Megan slides out of bed and dresses in her running gear. Today’s run will be gentle, just like yesterday’s run was.
‘You can keep running,’ her doctor had said, ‘but you need to make it a gentler experience. You’re thirty-seven now and that makes this pregnancy a little more complicated.’ Dr Sakasky seems not to have aged since Megan last saw her eleven years ago, when she was pregnant with Daniel. She is still tall and slim, her skin unlined and her blonde hair held back loosely in a ponytail. Megan had been surprised to find that she was still working in the same building, still using the same phone number. The allotted forty-five minutes for Megan’s first appointment had ticke
d away as she filled in the last eleven years for the obstetrician while Dr Sakasky shook her head and occasionally touched Megan’s hand gently.
‘You’ve been through so much, you’ve borne so much pain,’ she’d said. ‘Now it is time for a little bit of happiness, I think.’
‘I think,’ Megan had answered her, ‘but I am so afraid to believe.’
When Megan had told Michael she needed to be alone, she hadn’t added, ‘And next year we will have a five-month-old baby.’ She hadn’t said that. It was a wonderful thought yet a terrible thought because a baby would make the day so much easier. A baby made you too busy to think much, a baby sapped your energy and your concentration. A baby might make her forget. The guilt already tore through her.
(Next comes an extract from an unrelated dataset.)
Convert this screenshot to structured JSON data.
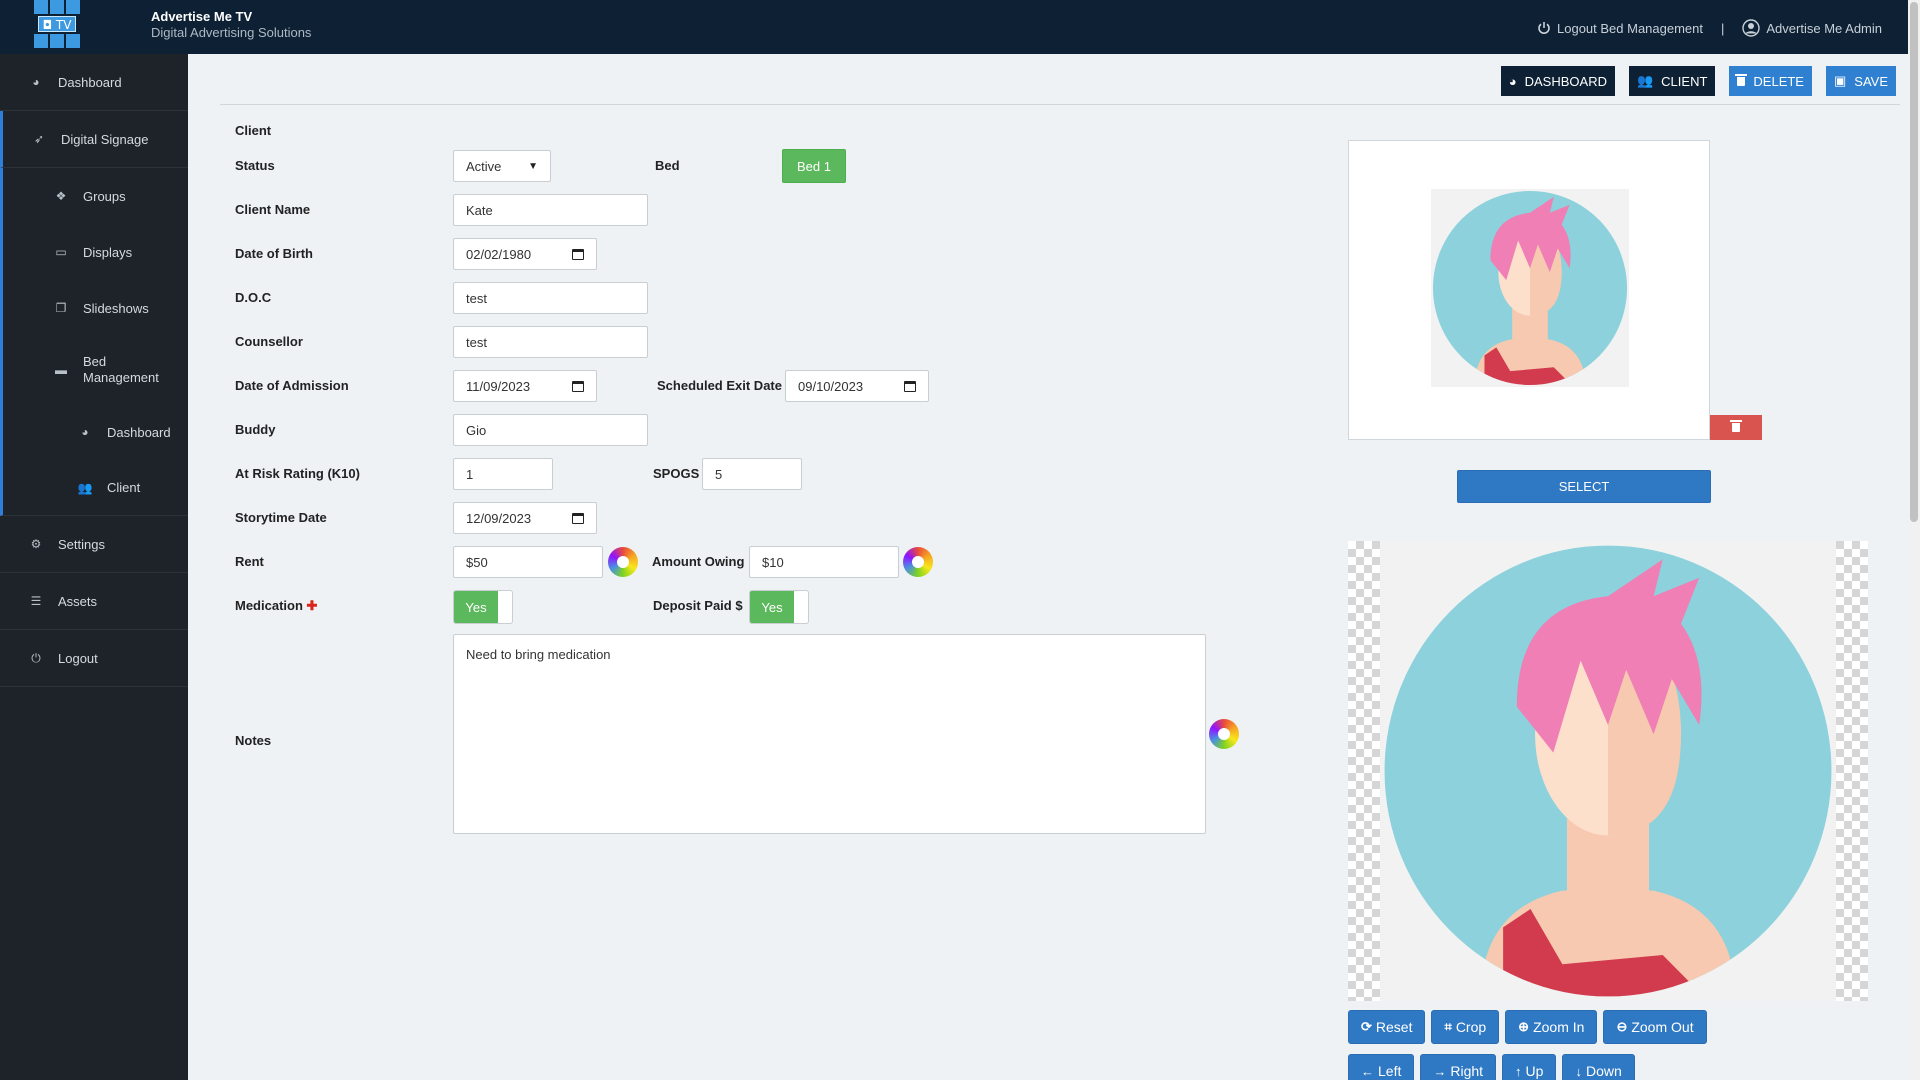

For her run Megan chooses a route that is long and flat and she hits her stride quickly. She feels like she could go forever. She has not told Michael about the baby yet because she wants it to be a surprise on their wedding night. She is conscious with each step that she is carrying precious cargo.
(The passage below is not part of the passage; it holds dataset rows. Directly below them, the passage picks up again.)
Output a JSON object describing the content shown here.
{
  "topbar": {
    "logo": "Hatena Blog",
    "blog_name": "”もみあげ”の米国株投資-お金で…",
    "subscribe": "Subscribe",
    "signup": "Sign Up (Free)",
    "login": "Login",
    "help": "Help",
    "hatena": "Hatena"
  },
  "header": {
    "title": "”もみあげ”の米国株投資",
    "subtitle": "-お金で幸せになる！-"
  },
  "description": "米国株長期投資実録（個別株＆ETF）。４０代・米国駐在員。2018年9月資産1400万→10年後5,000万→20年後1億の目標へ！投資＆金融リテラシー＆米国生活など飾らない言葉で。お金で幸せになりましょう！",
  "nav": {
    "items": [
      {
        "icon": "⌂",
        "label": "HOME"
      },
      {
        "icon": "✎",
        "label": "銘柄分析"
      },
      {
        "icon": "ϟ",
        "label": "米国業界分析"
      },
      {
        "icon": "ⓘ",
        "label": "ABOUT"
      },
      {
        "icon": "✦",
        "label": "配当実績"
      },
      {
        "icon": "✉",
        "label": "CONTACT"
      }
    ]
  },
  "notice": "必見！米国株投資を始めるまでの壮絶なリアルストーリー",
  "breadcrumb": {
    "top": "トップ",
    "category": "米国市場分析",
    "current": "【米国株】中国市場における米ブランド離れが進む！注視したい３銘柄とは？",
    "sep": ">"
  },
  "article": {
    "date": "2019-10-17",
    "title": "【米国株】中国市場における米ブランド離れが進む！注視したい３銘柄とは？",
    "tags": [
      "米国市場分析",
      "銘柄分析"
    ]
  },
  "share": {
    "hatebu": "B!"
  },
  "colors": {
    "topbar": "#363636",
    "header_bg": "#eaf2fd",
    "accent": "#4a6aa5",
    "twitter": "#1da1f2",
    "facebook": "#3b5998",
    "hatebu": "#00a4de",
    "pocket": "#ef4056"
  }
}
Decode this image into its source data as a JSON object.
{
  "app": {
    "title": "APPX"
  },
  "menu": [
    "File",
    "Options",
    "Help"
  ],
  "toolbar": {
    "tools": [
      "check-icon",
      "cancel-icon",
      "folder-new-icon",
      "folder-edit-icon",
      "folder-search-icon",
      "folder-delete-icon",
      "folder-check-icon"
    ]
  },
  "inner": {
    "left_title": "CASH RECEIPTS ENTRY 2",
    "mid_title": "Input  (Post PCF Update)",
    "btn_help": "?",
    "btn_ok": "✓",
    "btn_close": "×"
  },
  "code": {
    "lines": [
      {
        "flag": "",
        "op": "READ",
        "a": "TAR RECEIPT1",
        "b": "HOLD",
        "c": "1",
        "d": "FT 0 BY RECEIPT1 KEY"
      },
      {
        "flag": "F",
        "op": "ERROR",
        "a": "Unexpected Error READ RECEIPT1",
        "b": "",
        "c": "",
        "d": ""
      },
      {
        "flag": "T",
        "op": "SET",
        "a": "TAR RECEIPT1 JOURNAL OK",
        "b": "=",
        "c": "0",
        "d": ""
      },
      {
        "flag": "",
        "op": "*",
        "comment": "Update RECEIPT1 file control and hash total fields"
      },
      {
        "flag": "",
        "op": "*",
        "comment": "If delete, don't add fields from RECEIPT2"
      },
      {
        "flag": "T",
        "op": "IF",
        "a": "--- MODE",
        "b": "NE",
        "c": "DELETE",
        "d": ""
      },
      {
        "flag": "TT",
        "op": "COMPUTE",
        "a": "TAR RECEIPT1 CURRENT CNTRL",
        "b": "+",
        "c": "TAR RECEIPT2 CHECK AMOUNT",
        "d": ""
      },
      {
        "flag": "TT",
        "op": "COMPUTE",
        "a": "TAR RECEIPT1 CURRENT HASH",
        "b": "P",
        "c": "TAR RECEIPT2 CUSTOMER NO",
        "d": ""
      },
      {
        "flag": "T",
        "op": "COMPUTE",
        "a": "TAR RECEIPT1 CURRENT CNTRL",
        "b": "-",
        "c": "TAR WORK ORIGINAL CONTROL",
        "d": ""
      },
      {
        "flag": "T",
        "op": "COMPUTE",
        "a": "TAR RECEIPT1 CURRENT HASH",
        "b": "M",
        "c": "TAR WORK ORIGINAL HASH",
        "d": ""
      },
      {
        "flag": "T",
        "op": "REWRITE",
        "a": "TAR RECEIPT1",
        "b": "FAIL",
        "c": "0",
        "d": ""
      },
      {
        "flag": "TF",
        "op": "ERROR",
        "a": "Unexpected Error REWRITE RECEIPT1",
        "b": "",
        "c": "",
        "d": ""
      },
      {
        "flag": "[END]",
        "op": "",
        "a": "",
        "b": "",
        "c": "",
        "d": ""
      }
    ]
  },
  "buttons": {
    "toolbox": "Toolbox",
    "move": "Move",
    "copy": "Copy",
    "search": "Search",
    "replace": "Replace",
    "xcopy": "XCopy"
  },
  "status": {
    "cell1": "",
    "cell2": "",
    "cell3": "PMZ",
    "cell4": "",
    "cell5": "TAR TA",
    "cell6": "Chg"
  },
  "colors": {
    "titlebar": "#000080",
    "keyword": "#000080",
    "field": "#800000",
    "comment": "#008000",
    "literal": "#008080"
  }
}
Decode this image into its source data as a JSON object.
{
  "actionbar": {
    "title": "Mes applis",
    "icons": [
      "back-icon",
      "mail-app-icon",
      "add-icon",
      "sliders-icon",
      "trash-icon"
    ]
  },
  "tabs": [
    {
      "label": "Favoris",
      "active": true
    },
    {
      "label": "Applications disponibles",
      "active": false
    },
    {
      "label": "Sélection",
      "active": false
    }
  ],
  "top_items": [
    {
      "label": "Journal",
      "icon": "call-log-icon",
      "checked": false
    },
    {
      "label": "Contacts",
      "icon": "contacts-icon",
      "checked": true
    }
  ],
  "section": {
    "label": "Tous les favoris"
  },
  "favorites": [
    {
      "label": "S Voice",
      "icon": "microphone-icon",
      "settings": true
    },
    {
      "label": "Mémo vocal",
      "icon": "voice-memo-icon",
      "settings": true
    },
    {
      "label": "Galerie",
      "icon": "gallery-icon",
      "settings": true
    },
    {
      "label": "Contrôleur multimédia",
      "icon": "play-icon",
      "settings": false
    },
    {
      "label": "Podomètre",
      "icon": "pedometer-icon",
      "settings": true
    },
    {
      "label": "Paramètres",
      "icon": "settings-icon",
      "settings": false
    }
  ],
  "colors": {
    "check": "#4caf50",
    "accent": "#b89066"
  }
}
She is just over two months along and Dr Sakasky is fairly confident that all is well, although she will have to go for more tests. When she first missed her period, she imagined that it was early menopause and she had been completely heartbroken. She hadn’t tested until her period was nearly three weeks late, and then only because James had said, ‘What exactly is going on with your boobs, Megan?’
Walking back into her obstetrician’s office had been a strange experience. Megan had paged through parenting magazines, casting surreptitious glances at the other women in the room, trying to gauge how far along they were. It was not a place she thought she would find herself again. She cannot help but compare it to her pregnancy with Daniel, which was not so much a surprise as a shock. Megan had already begun finding Greg’s lightning-quick mood changes and obsession with knowing where she was all the time difficult to deal with. Stray thoughts of leaving him and starting again, of admitting her mistake, had begun to torment her. The pregnancy had changed everything.